Chart of the Month: European Sovereign Spreads: Time to be cautious?

article written by

Pierre Mouton

European Sovereign Spreads: Time to be cautious?

Source: Bloomberg

Source: Bloomberg

 

The chart here above illustrates the yield spread between the 10 years Italian BTP and the 10 years German Bund since 2010.

The incredible 2011 spike in the midst of the European Sovereign crisis is striking on the chart, especially when compared to the relatively quiet period experienced since 2014. Since the 2011 crisis the ECB has been very wary in order to prevent the market from becoming fearful again about Southern Europe (especially Italy, Spain and Portugal because Greece is a different story), either verbally with Mr.

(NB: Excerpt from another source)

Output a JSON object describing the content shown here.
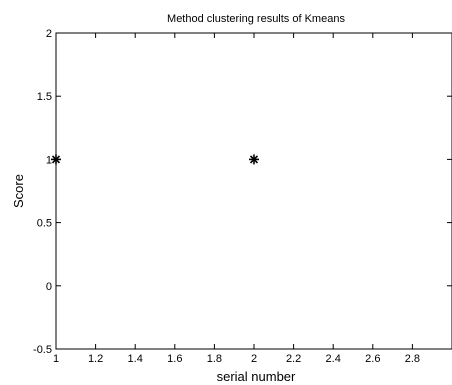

Draghi’s famous “whatever it takes” speech, or actively through the different asset buying programs they have implemented.

As a result, today’s Italian or Spanish spreads versus Germany are quite compressed and it seems difficult to imagine them getting much lower from here. As an example, Italy trades somewhere between 120 and 140 basis points higher than Germany today, which seems pretty low when taking into consideration the rating differential between both countries (BBB versus AAA), but even more so when looking at the absolute yield provided by the Italian 10 year BTP, roughly 1.2%.

When it comes to fundamentals, caution seems even more necessary: Italy’s debt to GDP ratio stood at 135% at the end of March this year, Spain’s at 101% whereas Germany’s ratio was 71%.
The trend calls for caution as well, because since the beginning of 2011 this ratio has gone from 115% to 135% for Italy, from 61% to 101% for Spain but has decreased from 81% to 71% for Germany. Forecasts for this year are not encouraging and the relative and absolute deterioration of both Italy and Spain’s fundamentals looks set to last.

The ECB can obviously act as a safeguard against any panic before the very important political events which are ahead of us, for example the Italian referendum in December this year, which will probably turn out to be a vote for or against the European Institutions. But can the ECB go very far in terms of spread compression? In other terms, can the European Central Bank decide to squeeze European spreads despite increasingly diverging fundamentals, and in any case would Germany accept it? We definitely doubt it and would once again reiterate our cautious stance on countries like Italy, Spain, Portugal and, to a lesser extent, France.